A história virou livro, documentário e filme. “Pensávamos ter feito algo bom e que as pessoas iriam entender. Não se resolveu nada; a Itália piorou. Com a [primeira-ministra ultradireitista Giorgia] Meloni, os imigrantes não têm mais saída; está ainda pior.” Na avaliação de Menna, o assunto saiu do noticiário local. “Dizem que está tudo curado, mas moramos aqui e vemos os desembarques todos os dias.”

As chegadas são quase diárias e visíveis a partir de vários pontos da cidade. Stefano Colapinto, 39, dono de uma locadora de carros e scooters no porto, afirma que consegue acompanhar as chegadas sentado em seu escritório.

“Se o dia está bonito, sol e pouco vento, eles chegam”, diz. Para ele, mesmo com as chegadas diárias, as ações da Cruz Vermelha e do Hotspot —para onde são direcionados os recém-chegados, e de onde partem, em no máximo dois dias, para centros de imigração por toda a Itália— deixam o processo muito organizado.

A empresa de Colapinto fica ao lado do antigo cemitério de barcos, área batizada assim porque era onde as autoridades locais depositavam destroços e embarcações apreendidas de migrantes. “Há uns cinco ou seis anos, a prefeitura desfez aquela bagunça”, diz.

O aluguel de veículos para turistas é um dos negócios mais comuns da ilha. Na orla, placas de locadoras se multiplicam. Turistas e moradores circulam por ruas estreitas, com pouca sinalização, sem faixas demarcadas e, em muitos trechos, sem calçadas.

Além das locadoras, a abundância de restaurantes e lojinhas de souvenirs reforça a imagem de Lampedusa como destino turístico —algo visto com reservas por Dan Di Malta, 20, estudante, e Pietro Simoni, 20, artista. “Enriquece, sim, mas sufoca: restaurantes e locadoras demais, carros e scooters por toda parte, numa ilha que poderíamos rodar de bicicleta”, diz o segundo.

Esse excesso não existe no inverno. Sem turistas, as vagas de emprego somem. “Tem apenas trabalhos pesados, construir casas e tal. No verão trabalhamos por turnos longos durante seis meses, muitas vezes sem contrato e sem folga, apenas para viver o resto do ano”, conta Simoni.

Para Di Malta, a população ficou gananciosa. “Os restaurantes daqui viviam lotados. Agora, a moda são os passeios de barco”. De acordo com ele, muitos investiram em barcos, e os turistas não voltam mais para consumir na ilha. “No fim, um canibaliza o outro, todo mundo abre o mesmo tipo de negócio, sem criatividade alguma.”

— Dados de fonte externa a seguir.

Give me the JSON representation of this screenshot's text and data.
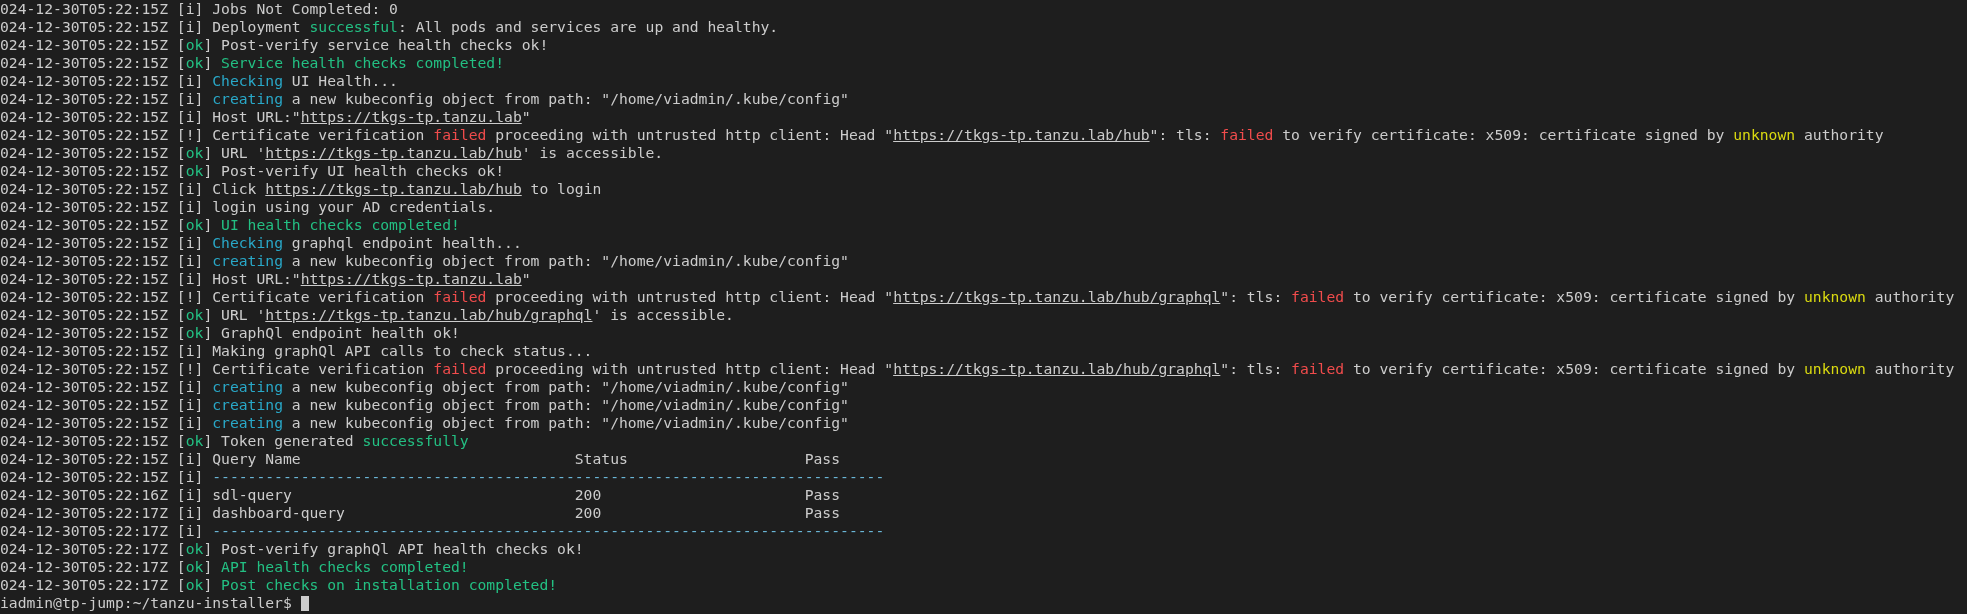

Ele trabalha hoje no Porto M, onde a fachada, feita de grandes tábuas de madeira pintadas em cores diversas, chama a atenção de quem caminha pelo porto. À primeira vista, não se percebe, mas a fachada colorida é feita de reaproveitamento de barcos de imigrantes.

Além de um bar, o lugar tem uma pequena exposição com itens de imigrantes encontrados na costa de Lampedusa. Sapatos, passaportes, panelas, uma sandália infantil são alguns dos itens que fazem parte do acervo. Um pequeno teatro de Marionetes também faz parte do Porto M. Uma das histórias que os protagonistas de madeira encenam é sobre migração. “Os bonecos dessa peça são feitos de madeira de barcos e retalhos de roupas de migrantes”, conta Giacomo Sferlazzo, 45, dono do estabelecimento.

Para ele, dar destino aos objetos recolhidos do mar vai além de montar um acervo. Em sua visão, os objetos de migrantes preservam a memória e têm importância política, histórica e artística.

“Tentamos trazer à luz histórias e pessoas tratadas como ‘sobras’ da história e mostrar por que tiveram de partir —e por que não puderam fazê-lo por canais regulares.” Guardar esses vestígios, diz, “é recusar o esquecimento”.